The chain of events triggered by Donald Trump’s 6 October announcement that US troops would leave Kurdish-controlled north-east Syria has left Moscow the most powerful player in Syria’s complex war, now in its ninth year.

Turkish troops, allied Syrian rebel proxies, the SDF, and soldiers belonging to Assad are now all present in the border zone, with Russia the only negotiating force between them.

Trump has been widely criticised for his decision to pull back the remaining 1,000 US special forces from the region, which in effect greenlit the Turkish attack on the SDF, the US’s ground partner in the five-year-campaign to defeat Isis. Ankara, however, has long maintained the main Kurdish unit in the SDF is indistinguishable from the outlawed Kurdistan Workers’ party (PKK).

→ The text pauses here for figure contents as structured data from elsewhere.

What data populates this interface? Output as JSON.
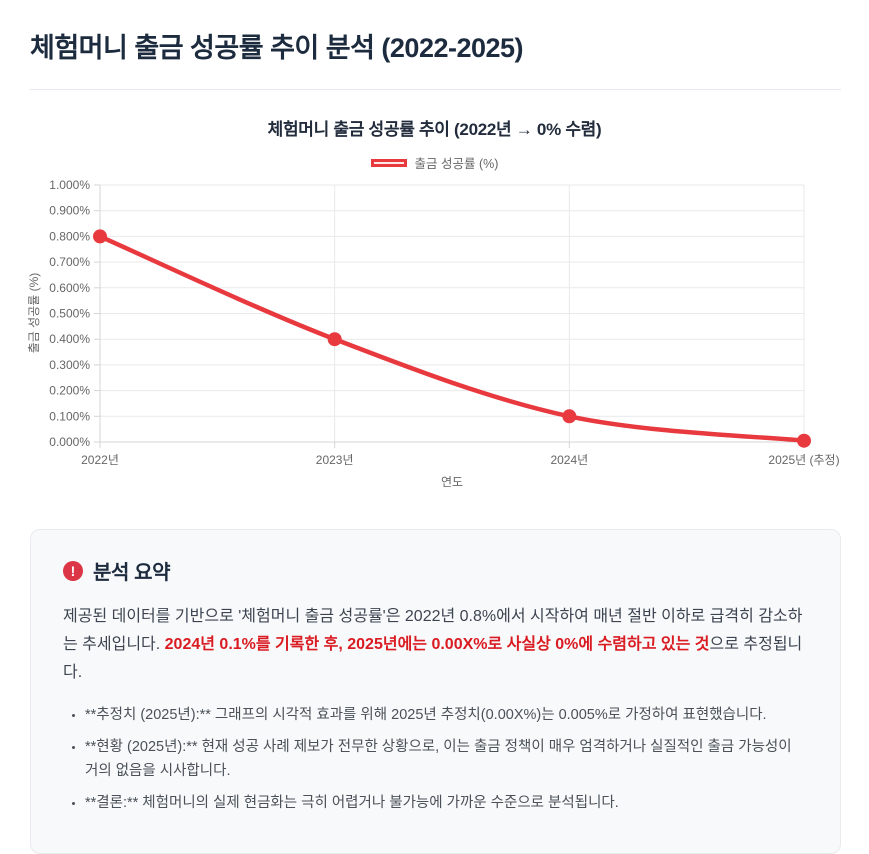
{
  "page": {
    "title": "체험머니 출금 성공률 추이 분석 (2022-2025)"
  },
  "chart": {
    "title": "체험머니 출금 성공률 추이 (2022년 → 0% 수렴)",
    "legend_label": "출금 성공률 (%)"
  },
  "chart_data": {
    "type": "line",
    "title": "체험머니 출금 성공률 추이 (2022년 → 0% 수렴)",
    "categories": [
      "2022년",
      "2023년",
      "2024년",
      "2025년 (추정)"
    ],
    "series": [
      {
        "name": "출금 성공률 (%)",
        "values": [
          0.8,
          0.4,
          0.1,
          0.005
        ]
      }
    ],
    "xlabel": "연도",
    "ylabel": "출금 성공률 (%)",
    "ylim": [
      0,
      1.0
    ],
    "y_tick_step": 0.1,
    "y_tick_decimals": 3,
    "y_tick_suffix": "%",
    "grid": true,
    "legend_position": "top",
    "line_color": "#e8393f",
    "point_color": "#e8393f",
    "legend_fill": "#fbe9e9",
    "smooth": true
  },
  "summary": {
    "icon": "exclamation-circle",
    "title": "분석 요약",
    "paragraph": {
      "normal_1": "제공된 데이터를 기반으로 '체험머니 출금 성공률'은 2022년 0.8%에서 시작하여 매년 절반 이하로 급격히 감소하는 추세입니다. ",
      "highlight": "2024년 0.1%를 기록한 후, 2025년에는 0.00X%로 사실상 0%에 수렴하고 있는 것",
      "normal_2": "으로 추정됩니다."
    },
    "bullets": [
      "**추정치 (2025년):** 그래프의 시각적 효과를 위해 2025년 추정치(0.00X%)는 0.005%로 가정하여 표현했습니다.",
      "**현황 (2025년):** 현재 성공 사례 제보가 전무한 상황으로, 이는 출금 정책이 매우 엄격하거나 실질적인 출금 가능성이 거의 없음을 시사합니다.",
      "**결론:** 체험머니의 실제 현금화는 극히 어렵거나 불가능에 가까운 수준으로 분석됩니다."
    ]
  },
  "colors": {
    "title_navy": "#1d2b3f",
    "accent_red": "#d91b22",
    "line_red": "#e8393f",
    "card_bg": "#f8f9fa",
    "card_border": "#e8eaee",
    "grid": "#e9e9e9"
  }
}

As a result of the Turkish offensive, Syria’s Kurdish officials struck a deal with Assad, their former enemy, for military reinforcements in the border area.

The US defense secretary, Mark Esper, said that the US troops withdrawn from northern Syria will “temporarily” go to Iraq before returning to the US. Earlier in the day the Iraqi joint operations command said that the retreating US troops did not have permission to remain in the country.

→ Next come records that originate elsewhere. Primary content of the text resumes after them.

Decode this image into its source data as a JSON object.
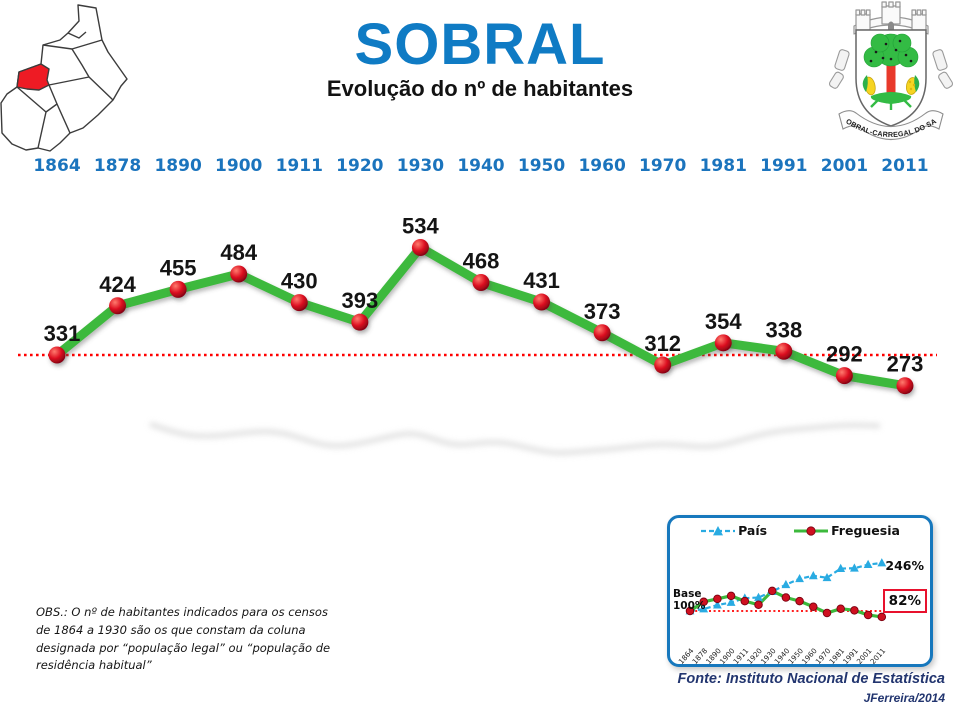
{
  "header": {
    "title": "SOBRAL",
    "subtitle": "Evolução do nº de habitantes",
    "title_color": "#0f7bc4",
    "crest_banner": "SOBRAL-CARREGAL DO SAL"
  },
  "chart_data": [
    {
      "type": "line",
      "name": "evolucao-habitantes",
      "title": "Evolução do nº de habitantes",
      "categories": [
        "1864",
        "1878",
        "1890",
        "1900",
        "1911",
        "1920",
        "1930",
        "1940",
        "1950",
        "1960",
        "1970",
        "1981",
        "1991",
        "2001",
        "2011"
      ],
      "series": [
        {
          "name": "Habitantes",
          "values": [
            331,
            424,
            455,
            484,
            430,
            393,
            534,
            468,
            431,
            373,
            312,
            354,
            338,
            292,
            273
          ]
        }
      ],
      "baseline_value": 331,
      "baseline_color": "#ff0000",
      "line_color": "#3cb93c",
      "marker_color": "#cf1020",
      "label_color": "#141414",
      "grid": false,
      "legend_position": "none"
    },
    {
      "type": "line",
      "name": "indice-crescimento",
      "base_label": "Base 100%",
      "categories": [
        "1864",
        "1878",
        "1890",
        "1900",
        "1911",
        "1920",
        "1930",
        "1940",
        "1950",
        "1960",
        "1970",
        "1981",
        "1991",
        "2001",
        "2011"
      ],
      "series": [
        {
          "name": "País",
          "marker": "triangle",
          "dashed": true,
          "color": "#29abe2",
          "end_label": "246%",
          "values": [
            100,
            106,
            118,
            126,
            139,
            141,
            159,
            180,
            198,
            207,
            201,
            229,
            230,
            241,
            246
          ]
        },
        {
          "name": "Freguesia",
          "marker": "circle",
          "dashed": false,
          "color": "#3cb93c",
          "marker_color": "#cf1020",
          "end_label": "82%",
          "values": [
            100,
            128,
            137,
            146,
            130,
            119,
            161,
            141,
            130,
            113,
            94,
            107,
            102,
            88,
            82
          ]
        }
      ],
      "baseline_value": 100,
      "baseline_color": "#ff0000",
      "grid": false,
      "legend_position": "top"
    }
  ],
  "obs_note": "OBS.: O nº de habitantes indicados para os censos de 1864 a 1930 são os que constam da coluna designada por “população legal” ou “população de residência habitual”",
  "footer": {
    "source": "Fonte: Instituto Nacional de Estatística",
    "credit": "JFerreira/2014"
  }
}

Esper told CNN that Trump had yet to approve a plan to keep some troops in eastern Syria to protect oil fields from Isis. He also downplayed the extent to which the retreat had led to Isis jail-breaks from SDF-run detention facilities.

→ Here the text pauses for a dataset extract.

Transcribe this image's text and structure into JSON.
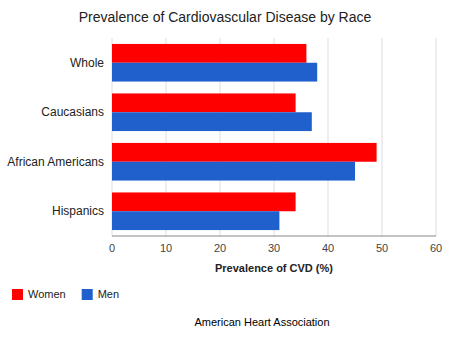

Esper said: “Of the 11,000 or so detainees that were in prisons in north-east Syria, we’ve only had reports of a little bit more than a hundred that have escaped … So right now we have not seen this big prison break that we all expected.”

Ankara will be pleased that Moscow has persuaded Damascus to cede it control over more territory in the north-east, breaking up Kurdish control. In return, Moscow appears to have extracted commitments from the Turkish delegation that Turkey will respect Syria’s sovereignty and territorial integrity, raising questions over the future of nearby rebel-held Idlib province, where Turkey maintains observation posts.

Assad himself has repeatedly vowed to reunite his entire country under Damascus’s rule. In a symbolic visit to southern Idlib on Tuesday – territory the regime now occupies for the first time in years – he called Erdoğan “a thief” and said he was ready to support any popular resistance against Turkey’s invasion.

“We are in the middle of a battle and the right thing to do is to rally efforts to lessen the damages from the invasion and to expel the invader sooner or later,” he told troops, adding that Kurdish fighters would be granted an amnesty if they returned to the fold of the Syrian government.

At least 120 civilians in Syria and 20 in Turkey have died as a result of the almost two-week old assault, with 176,000 Syrians displaced by the violence, the UN said on Tuesday. Intermittent fighting has continued despite a US-brokered ceasefire announced by Mike Pence, the American vice-president, on a visit to Ankara last Thursday.

Last week’s US-Turkish agreement did not specify the zone’s size, where Turkey also plans to repatriate up to 2 million of its 3.6 million Syrian refugee population – a policy dubbed demographic engineering by critics.

Previous agreements between Washington and Ankara over a safe zone along the Syria-Turkish border floundered time and again over diverging definitions of the area.